Once the circle has been cast, the bride and groom come forward to stand before the altar and have their hands tied together.

The groom stands on the left and the bride on the right. The groom’s right hand and the bride’s left hand been fastened.

3. Rings and vows.

The groom and bride are asked to repeat their vows in turn, which will be read by the presiding priestess and priest, or by close friends.

This part of the ceremony is often done with the priestess reciting the vows for the groom to recite, and the priest reciting the vows for the bride to recite.

When the vows have been recited, the rings are exchanged and placed on the ring finger of the left hand by each of the partners.

4. Element quest.

The couple will then go on a quest around the elements, starting with air in the east.

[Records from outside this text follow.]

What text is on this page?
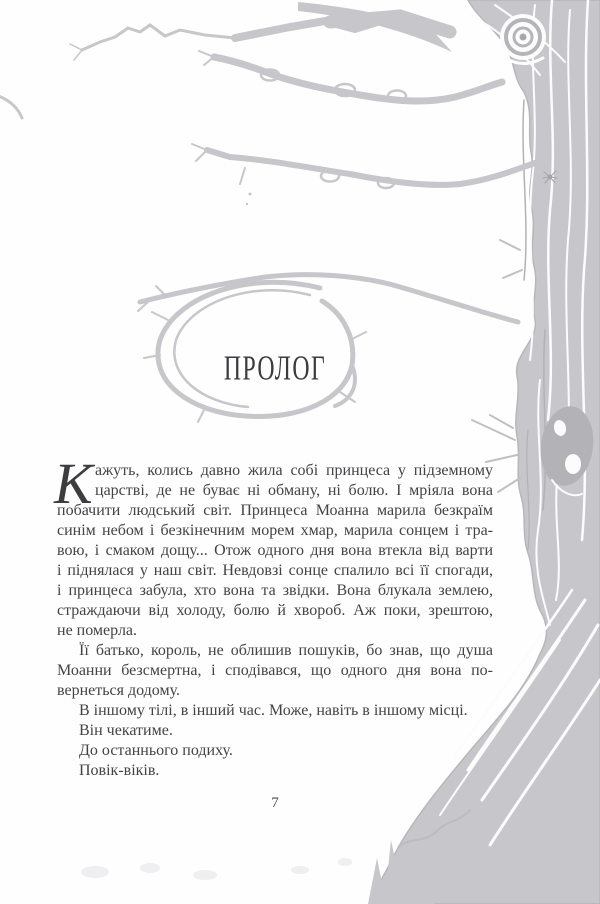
ПРОЛОГ
К ажуть, колись давно жила собі принцеса у підземному
царстві, де не буває ні обману, ні болю. І мріяла вона
побачити людський світ. Принцеса Моанна марила безкраїм
синім небом і безкінечним морем хмар, марила сонцем і тра-
вою, і смаком дощу... Отож одного дня вона втекла від варти
і піднялася у наш світ. Невдовзі сонце спалило всі її спогади,
і принцеса забула, хто вона та звідки. Вона блукала землею,
страждаючи від холоду, болю й хвороб. Аж поки, зрештою,
не померла.
Її батько, король, не облишив пошуків, бо знав, що душа
Моанни безсмертна, і сподівався, що одного дня вона по-
вернеться додому.
В іншому тілі, в інший час. Може, навіть в іншому місці.
Він чекатиме.
До останнього подиху.
Повік-віків.
7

Those who invoked the elements give blessings, calling on the qualities of the element and asking that these always be present in the lives of the couple.

Once this is complete, the presiding Goddess and God are usually asked to bestow blessings on the couple by the priestess and priest.

5. The broomstick.

After the blessings, the couple has to jump the broomstick. A couple who are already handfasted or married is usually chosen to hold the broomstick.

The broom is raised and lowered as the new couple prepares to jump, to bring in an element of humor, though it is lowered to about a foot off the ground so the couple can just it easily with their hands tied together.

Cakes and wine are then blessed and shared by the couple and passed around the circle. The Goddess, God, and elements are thanked and bid farewell, the circle opened (the reverse of the casting), and the celebrations commence.